Tax Court's Section 6015(c) Analysis
[U]nder section 6015(c)(3)(C), apportionment of liability does not apply if the Commissioner "demonstrates that an individual making an election under this subsection had actual knowledge, at the time such individual signed the return, of any item giving rise to a deficiency (or portion thereof) which is not allocable to such individual . . . ". This Court has defined actual knowledge as "an actual and clear awareness (as oppose to a reason to know) of the existence of an item which gives rise to the deficiency (or portion thereof)". Cheshire v. Commissioner, 115 T.C. 183, 195 (2000). (20).
And, consistent with Cheshire, such actual knowledge does not include knowledge of the tax laws or knowledge of the legal consequences of the operative facts. (21).
It is clear to the Court that Ms. Sykes had actual knowledge of all items giving rise to the deficiency in joint tax. She was solely responsible for keeping the finances of the law practice; had actual knowledge of the year the Cadillac Escalade was purchased and placed in service; helped prepare the 2003 income tax return by reviewing items with the preparer and reviewing and gathering all financial documents . . . . (22).

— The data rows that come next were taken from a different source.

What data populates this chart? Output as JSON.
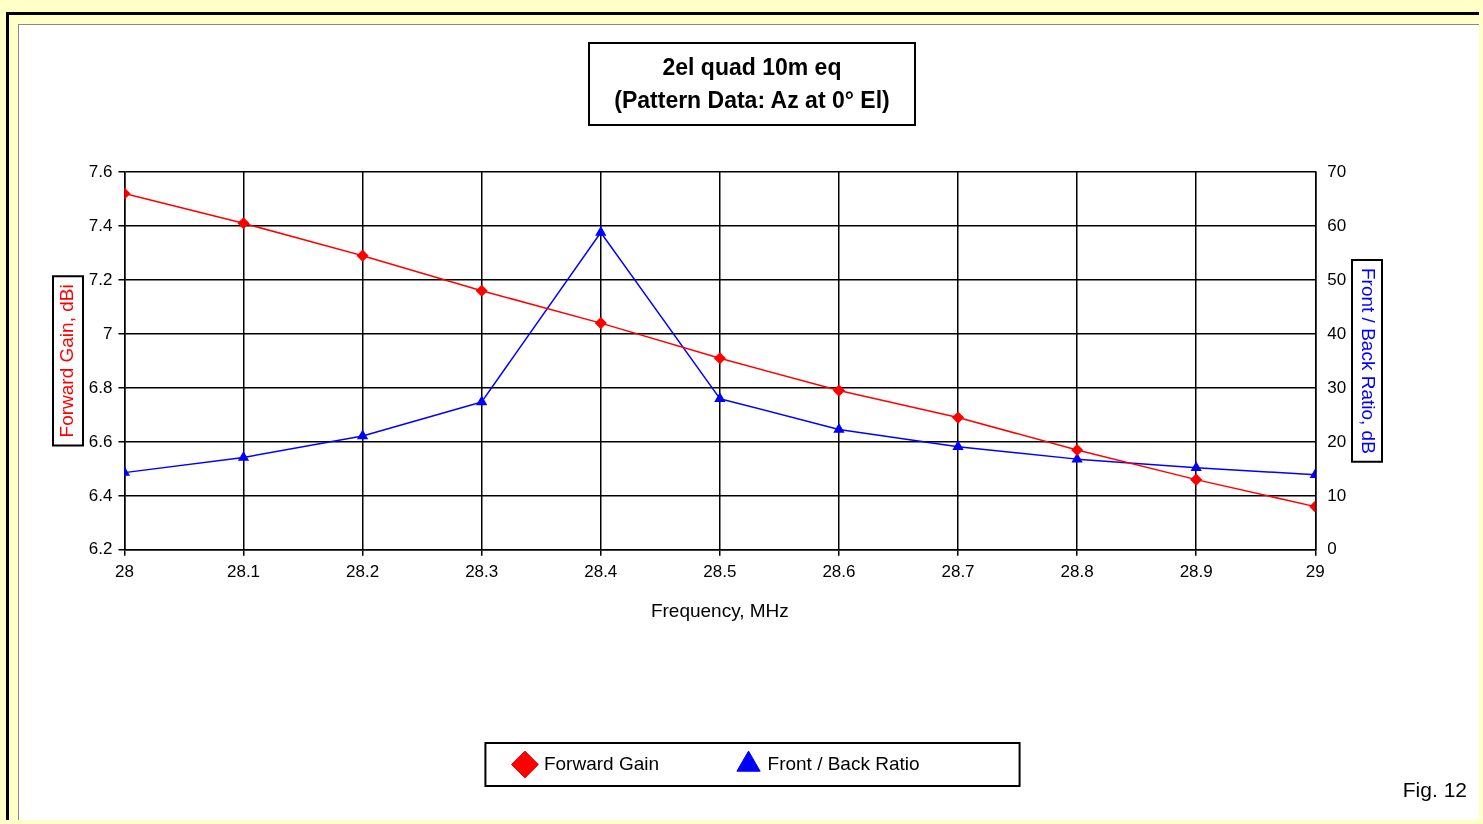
{
  "chart_data": {
    "type": "line",
    "title": "2el quad 10m eq\n(Pattern Data: Az at 0° El)",
    "xlabel": "Frequency, MHz",
    "ylabel": "Forward Gain, dBi",
    "y2label": "Front / Back Ratio, dB",
    "x": [
      28,
      28.1,
      28.2,
      28.3,
      28.4,
      28.5,
      28.6,
      28.7,
      28.8,
      28.9,
      29
    ],
    "series": [
      {
        "name": "Forward Gain",
        "color": "#ff0000",
        "marker": "diamond",
        "values": [
          7.52,
          7.41,
          7.29,
          7.16,
          7.04,
          6.91,
          6.79,
          6.69,
          6.57,
          6.46,
          6.36
        ]
      },
      {
        "name": "Front / Back Ratio",
        "color": "#0000ff",
        "marker": "triangle",
        "axis": "y2",
        "values": [
          14.3,
          17.1,
          21.1,
          27.4,
          58.8,
          28.0,
          22.3,
          19.1,
          16.8,
          15.2,
          13.9
        ]
      }
    ],
    "xlim": [
      28,
      29
    ],
    "xticks": [
      28,
      28.1,
      28.2,
      28.3,
      28.4,
      28.5,
      28.6,
      28.7,
      28.8,
      28.9,
      29
    ],
    "ylim": [
      6.2,
      7.6
    ],
    "yticks": [
      6.2,
      6.4,
      6.6,
      6.8,
      7,
      7.2,
      7.4,
      7.6
    ],
    "y2lim": [
      0,
      70
    ],
    "y2ticks": [
      0,
      10,
      20,
      30,
      40,
      50,
      60,
      70
    ],
    "grid": true,
    "legend": "bottom",
    "line_style": "solid",
    "annotations": [
      "Fig. 12"
    ]
  }
}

Tax Court's Section 6015(f) Analysis
Section 6015(f) relief is available if, taking into account all of the facts and circumstances, it is inequitable to hold the individual liable for any unpaid tax or deficiency, and if relief is not available under section 6015(b) or (c). (22).
Rev. Proc. 2003-61 states the requesting spouse must satisfy all of the following threshold conditions to be eligible for relief under section 6015(f) . . . Ms. Sykes satisfies these threshold requirement for equitable relief. (24.) However, the I.R.S. argues that as described under the revenue procedure, she is not entitled to relief under section 6015(f) because petitioner had knowledge of the items giving rise to the deficiency; had knowledge or reason to know that intervenor would not or could not pay the tax liability shown on the return; and if held liable for the payment of the tax she would not suffer an economic hardship. (24).
[T]he Court determines that petitioner is not entitled to relief under section 6015(f). (26). [Ms. Sykes] knew at the time she signed the 2003 tax return that [her husband] owed a separate in come tax liability for tax year 2001 in excess of $50,000. (25). This liability was not satisfied until after the 2003 return was filed, and the money used to [pay] the debt was provided by [her husband's] family. This information supports the conclusion that Ms. Sykes knew that . . . [her husband] could not pay the tax liabilities shown on the return. (25).
Comments
Three strikes and your out. Ms. Sykes failed the test for relief under (b), (c), and (f). It goes to show that spousal relief is not a "get out of tax owed" free card. It is truly for those occasions where it would be inequitable to hold the truly 'unknowing' spouse 'jointly and severally' liable for the tax of his or her deadbeat spouse.